The prompt caching strategy for codex is really interesting. Obviously, the prompt for a coding agent is super long due to lots of boilerplate / system info. Before including the message from the user, the prompt contains all of the following:
- System message.
- Tool specs.
- Model / developer instructions (specified in config files or loaded by default, not a user-provided message).
- Permissions info.
Then, we finally have an agents file, info about the current environment, and the user’s request. This is a super long prompt but all of these components are necessary for the agent. Plus, coding agents tend to have very long sessions, so the prompt only gets longer from here.
This makes prompt caching (i.e., reusing computation from a prior inference call that contains an exact prefix match with the current prompt) extremely important.
“Generally, the cost of sampling the model dominates the cost of network traffic, making sampling the primary target of our efficiency efforts. This is why prompt caching is so important, as it enables us to reuse computation from a previous inference call.
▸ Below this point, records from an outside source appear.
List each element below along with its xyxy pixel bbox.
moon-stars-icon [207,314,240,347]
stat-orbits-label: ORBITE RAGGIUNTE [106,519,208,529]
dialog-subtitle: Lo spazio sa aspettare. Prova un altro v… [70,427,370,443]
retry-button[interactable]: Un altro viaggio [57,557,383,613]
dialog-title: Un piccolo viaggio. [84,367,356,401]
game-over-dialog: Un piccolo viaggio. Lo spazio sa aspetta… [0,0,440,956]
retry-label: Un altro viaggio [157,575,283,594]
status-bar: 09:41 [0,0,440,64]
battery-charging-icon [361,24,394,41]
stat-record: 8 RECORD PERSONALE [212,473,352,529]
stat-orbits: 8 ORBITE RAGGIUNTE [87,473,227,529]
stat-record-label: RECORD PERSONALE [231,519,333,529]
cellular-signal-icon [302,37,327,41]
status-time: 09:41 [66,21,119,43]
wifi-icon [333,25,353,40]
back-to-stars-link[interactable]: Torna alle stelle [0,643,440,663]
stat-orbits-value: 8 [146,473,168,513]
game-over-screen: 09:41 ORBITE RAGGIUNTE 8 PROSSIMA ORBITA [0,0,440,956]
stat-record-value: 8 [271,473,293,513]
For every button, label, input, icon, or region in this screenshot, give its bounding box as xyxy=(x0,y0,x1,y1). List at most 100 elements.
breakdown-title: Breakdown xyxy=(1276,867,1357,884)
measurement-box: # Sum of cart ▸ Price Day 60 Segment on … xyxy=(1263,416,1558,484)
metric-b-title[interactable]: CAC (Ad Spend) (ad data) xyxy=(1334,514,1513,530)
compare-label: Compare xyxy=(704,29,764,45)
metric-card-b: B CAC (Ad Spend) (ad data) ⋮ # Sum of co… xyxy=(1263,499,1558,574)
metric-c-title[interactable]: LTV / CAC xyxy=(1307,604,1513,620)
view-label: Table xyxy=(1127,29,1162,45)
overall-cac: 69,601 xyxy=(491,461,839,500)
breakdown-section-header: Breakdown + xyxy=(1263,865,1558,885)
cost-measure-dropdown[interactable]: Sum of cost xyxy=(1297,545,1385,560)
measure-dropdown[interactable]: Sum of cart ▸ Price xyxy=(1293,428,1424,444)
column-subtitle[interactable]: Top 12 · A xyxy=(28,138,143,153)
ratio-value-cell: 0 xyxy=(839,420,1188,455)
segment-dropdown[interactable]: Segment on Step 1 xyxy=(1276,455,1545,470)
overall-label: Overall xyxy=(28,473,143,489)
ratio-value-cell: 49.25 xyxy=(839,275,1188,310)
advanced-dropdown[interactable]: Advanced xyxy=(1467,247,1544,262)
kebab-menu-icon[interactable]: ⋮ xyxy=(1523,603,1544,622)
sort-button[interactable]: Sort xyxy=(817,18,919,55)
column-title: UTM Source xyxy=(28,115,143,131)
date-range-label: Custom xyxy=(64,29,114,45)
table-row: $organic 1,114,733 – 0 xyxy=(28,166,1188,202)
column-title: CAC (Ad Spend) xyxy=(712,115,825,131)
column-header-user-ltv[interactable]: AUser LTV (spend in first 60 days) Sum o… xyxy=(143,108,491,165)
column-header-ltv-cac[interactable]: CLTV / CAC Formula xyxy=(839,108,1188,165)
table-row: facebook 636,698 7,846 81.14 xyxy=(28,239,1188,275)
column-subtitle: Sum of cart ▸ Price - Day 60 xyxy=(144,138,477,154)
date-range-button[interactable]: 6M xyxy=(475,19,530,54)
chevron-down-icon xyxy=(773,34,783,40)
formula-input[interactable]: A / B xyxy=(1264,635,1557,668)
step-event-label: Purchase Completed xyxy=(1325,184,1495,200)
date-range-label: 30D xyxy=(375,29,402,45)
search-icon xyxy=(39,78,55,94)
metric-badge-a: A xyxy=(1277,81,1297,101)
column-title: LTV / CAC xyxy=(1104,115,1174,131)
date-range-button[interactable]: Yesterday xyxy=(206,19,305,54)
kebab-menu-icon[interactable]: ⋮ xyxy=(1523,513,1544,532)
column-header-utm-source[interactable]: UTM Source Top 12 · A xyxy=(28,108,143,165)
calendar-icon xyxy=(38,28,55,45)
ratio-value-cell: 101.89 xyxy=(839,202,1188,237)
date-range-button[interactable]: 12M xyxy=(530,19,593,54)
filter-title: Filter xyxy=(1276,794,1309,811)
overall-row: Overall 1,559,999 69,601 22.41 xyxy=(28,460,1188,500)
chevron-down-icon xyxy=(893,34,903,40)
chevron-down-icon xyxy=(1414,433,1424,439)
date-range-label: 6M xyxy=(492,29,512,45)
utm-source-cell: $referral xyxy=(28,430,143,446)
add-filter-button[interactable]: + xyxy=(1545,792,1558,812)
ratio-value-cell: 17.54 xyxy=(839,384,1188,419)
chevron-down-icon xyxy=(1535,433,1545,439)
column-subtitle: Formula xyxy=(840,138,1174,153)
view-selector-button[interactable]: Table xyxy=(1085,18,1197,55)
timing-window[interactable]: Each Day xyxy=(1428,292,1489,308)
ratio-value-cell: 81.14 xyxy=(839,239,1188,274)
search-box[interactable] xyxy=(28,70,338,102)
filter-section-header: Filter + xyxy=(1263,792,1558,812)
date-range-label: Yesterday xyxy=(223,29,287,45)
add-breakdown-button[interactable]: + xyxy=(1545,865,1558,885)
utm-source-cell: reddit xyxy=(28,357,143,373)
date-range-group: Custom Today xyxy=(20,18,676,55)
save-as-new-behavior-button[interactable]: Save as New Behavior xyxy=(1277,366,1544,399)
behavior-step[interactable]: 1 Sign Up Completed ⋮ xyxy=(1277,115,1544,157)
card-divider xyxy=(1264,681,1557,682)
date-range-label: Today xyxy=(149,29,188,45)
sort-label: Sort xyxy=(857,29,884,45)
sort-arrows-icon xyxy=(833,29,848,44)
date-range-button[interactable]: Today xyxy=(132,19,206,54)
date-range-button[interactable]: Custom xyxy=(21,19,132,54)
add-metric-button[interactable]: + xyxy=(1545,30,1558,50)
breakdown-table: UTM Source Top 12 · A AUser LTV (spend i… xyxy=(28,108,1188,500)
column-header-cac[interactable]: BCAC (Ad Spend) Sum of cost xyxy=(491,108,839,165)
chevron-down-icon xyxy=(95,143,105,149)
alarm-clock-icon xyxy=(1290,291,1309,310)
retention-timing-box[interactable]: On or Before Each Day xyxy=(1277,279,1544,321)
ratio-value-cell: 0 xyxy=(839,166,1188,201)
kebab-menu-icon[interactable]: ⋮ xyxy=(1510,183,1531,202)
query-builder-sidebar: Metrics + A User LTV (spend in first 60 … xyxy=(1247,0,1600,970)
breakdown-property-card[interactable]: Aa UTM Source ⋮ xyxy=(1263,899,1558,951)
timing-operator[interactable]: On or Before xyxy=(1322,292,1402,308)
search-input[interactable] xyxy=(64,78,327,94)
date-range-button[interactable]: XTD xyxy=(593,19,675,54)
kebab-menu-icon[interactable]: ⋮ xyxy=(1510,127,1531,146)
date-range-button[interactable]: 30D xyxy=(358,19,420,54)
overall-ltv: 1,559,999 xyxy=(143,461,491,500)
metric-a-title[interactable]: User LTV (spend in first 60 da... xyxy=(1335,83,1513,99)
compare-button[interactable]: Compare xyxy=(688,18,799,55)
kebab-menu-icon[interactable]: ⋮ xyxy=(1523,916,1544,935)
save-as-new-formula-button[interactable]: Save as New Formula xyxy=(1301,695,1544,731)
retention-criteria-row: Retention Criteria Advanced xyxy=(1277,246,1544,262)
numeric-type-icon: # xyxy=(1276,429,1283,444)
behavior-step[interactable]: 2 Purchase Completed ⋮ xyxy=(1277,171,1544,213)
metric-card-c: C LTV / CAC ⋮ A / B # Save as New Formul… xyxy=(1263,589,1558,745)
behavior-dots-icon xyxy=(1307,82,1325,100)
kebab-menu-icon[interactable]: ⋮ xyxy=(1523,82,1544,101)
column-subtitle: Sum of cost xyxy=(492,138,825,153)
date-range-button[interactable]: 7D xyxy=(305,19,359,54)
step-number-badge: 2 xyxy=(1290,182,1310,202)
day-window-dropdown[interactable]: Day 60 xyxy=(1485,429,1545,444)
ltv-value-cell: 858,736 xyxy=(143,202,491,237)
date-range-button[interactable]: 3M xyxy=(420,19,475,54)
When we get cache hits, sampling the model is linear rather than quadratic.” - Codex Blog Post
Although this prompt is long, the information is organized hierarchically to optimize for prompt caching, which helps codex to deal with the cost of long prompts. As you go higher up the prompt, components become less likely—or even impossible in the case of any components that are controlled by the system—to change, either within a thread or across separate codex instance. For example, the system message will rarely change and most tools might be shared between tasks (e.g., the agent’s shell or web search tool), but developer instructions and agents files are usually project specific.
This prompt is crafted specifically to maximize the cache hit rate by ensuring every prompt. Interestingly, authors note that even when information from earlier in the prompt changes (e.g., tool specifications), they avoid directly editing prior information in the prompt because this would invalidate the prompt cache. Instead, they insert a new message explaining the change to the tool or instructions at the end of the prompt, ensuring the prompt cache is still valid.
This discussion demonstrates the importance of prompt caches for coding agents. These days, it is common to fully exhaust the context window of a coding agent, or even reach the context window several times by performing multiple compactions in a session. This leads to incredible long prompts, where a cache miss would be very disruptive to responsiveness / efficiency. As a result, codex has to be very careful to ensure prompts are always cached.